The driving force behind the plot is the safe transit of a virgin mother, Kee (Claire Hope-Ashitey), who is pregnant with the world’s first child in 18 years. Theo (Clive Owen), through good conscience and a history of activism, assumes the responsibility of her safe transportation while wrestling with the film’s thought-provoking antagonists, the government and the “fugees”. It is through their journey that the audience is skillfully maneuvered through hot-button political issues (think illegal immigrants, prisoner torture, and war), homages and “shout-outs” to past music legends (think John Lennon and Pink Floyd), and outright nail-biting suspense.

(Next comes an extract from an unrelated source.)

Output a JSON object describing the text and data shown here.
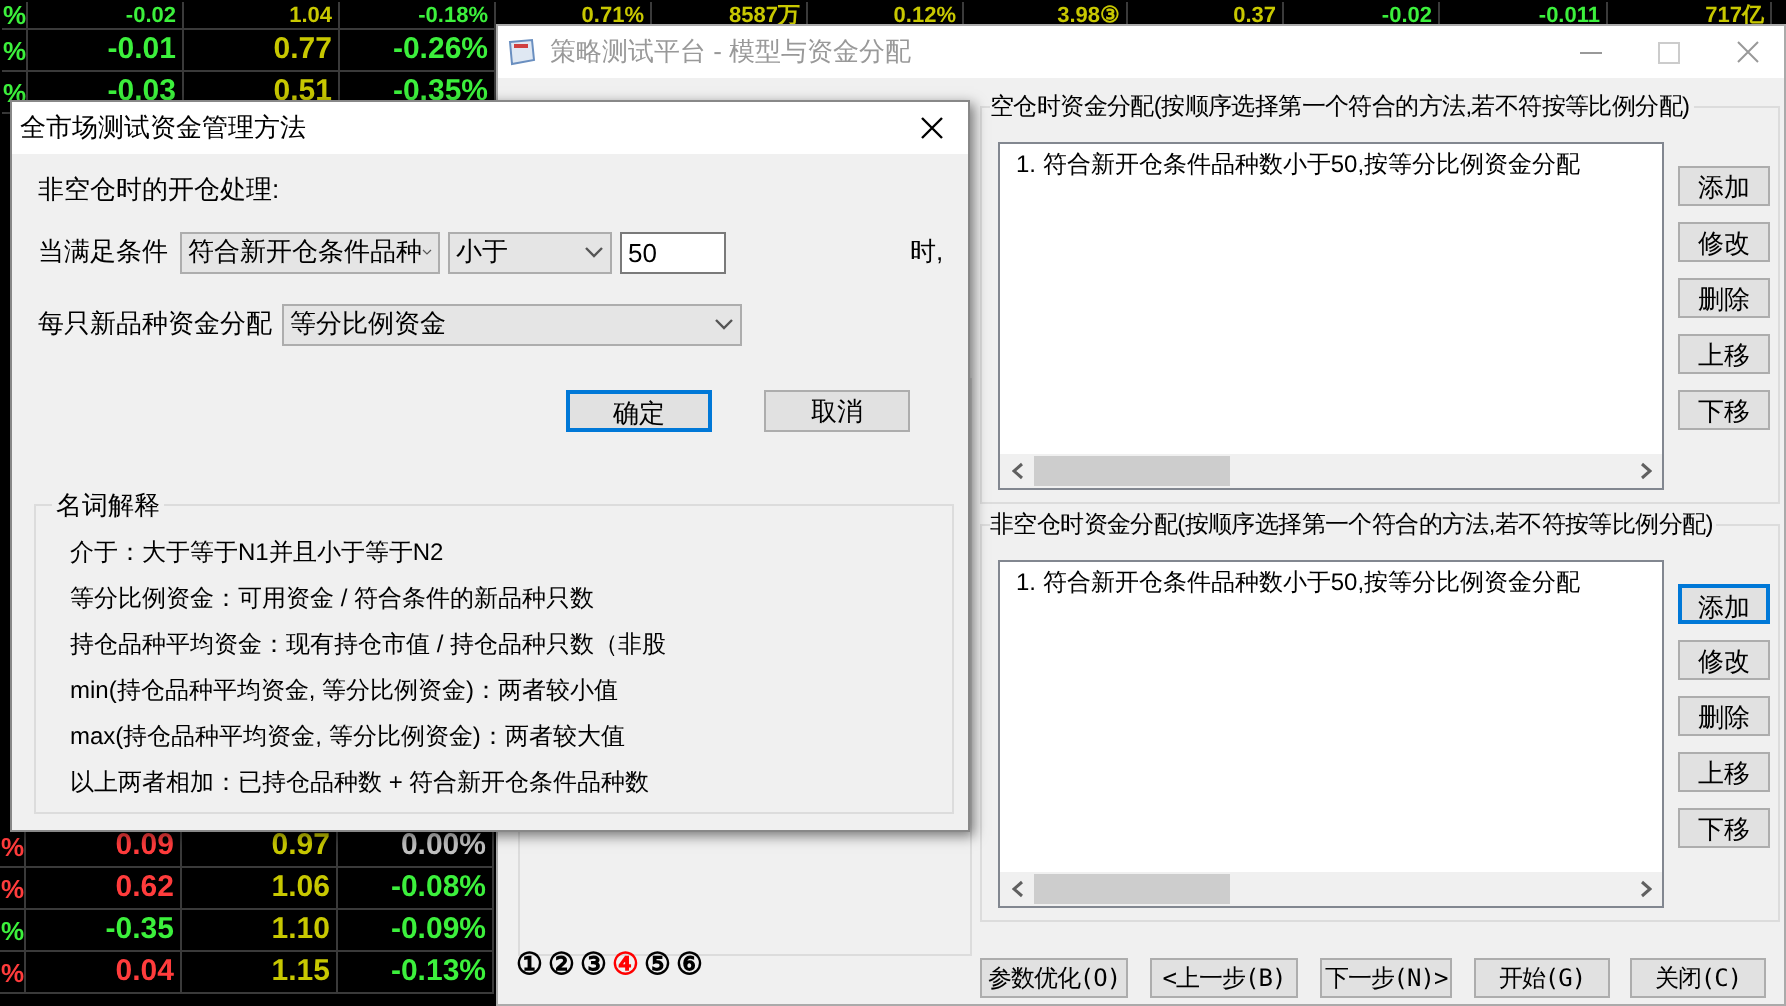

To say that you will be disturbed by much of what you see is putting it mildly. In fact, some scenes are so well choreographed that you feel as though you are actually there, watching the events unfold for the first time before your own eyes. But much of this is done with good taste brought about by very skillful film-making. Appropriately distant and wide angle shots combined with remarkable sound effects convey the worst of what indiscriminate violence has to offer without necessarily getting blood all over you. A personal and heartfelt reflection on the current state of humanity and its reaction to a truly world-wide tragedy are only appropriate after viewing a film of this caliber.

After all is said and done, you don’t even immediately realize that you have just been conned into thinking about politics and humanity. On the surface, Alfonso Cuaron’s Children of Men is just an outright excellent film. A well developed plot with skillfully orchestrated action sequences and intriguing science fiction are brought a little closer to reality through great acting and breathtaking cinematography (watch for the single shot sequence at the end). At a deeper level the film sends you home with thoughts and ideas to process and mull over, most likely only to culminate in the desire to see the film just one more time. But even if you don’t see it in multiples, watching it just once will definitely be worth two hours of your time.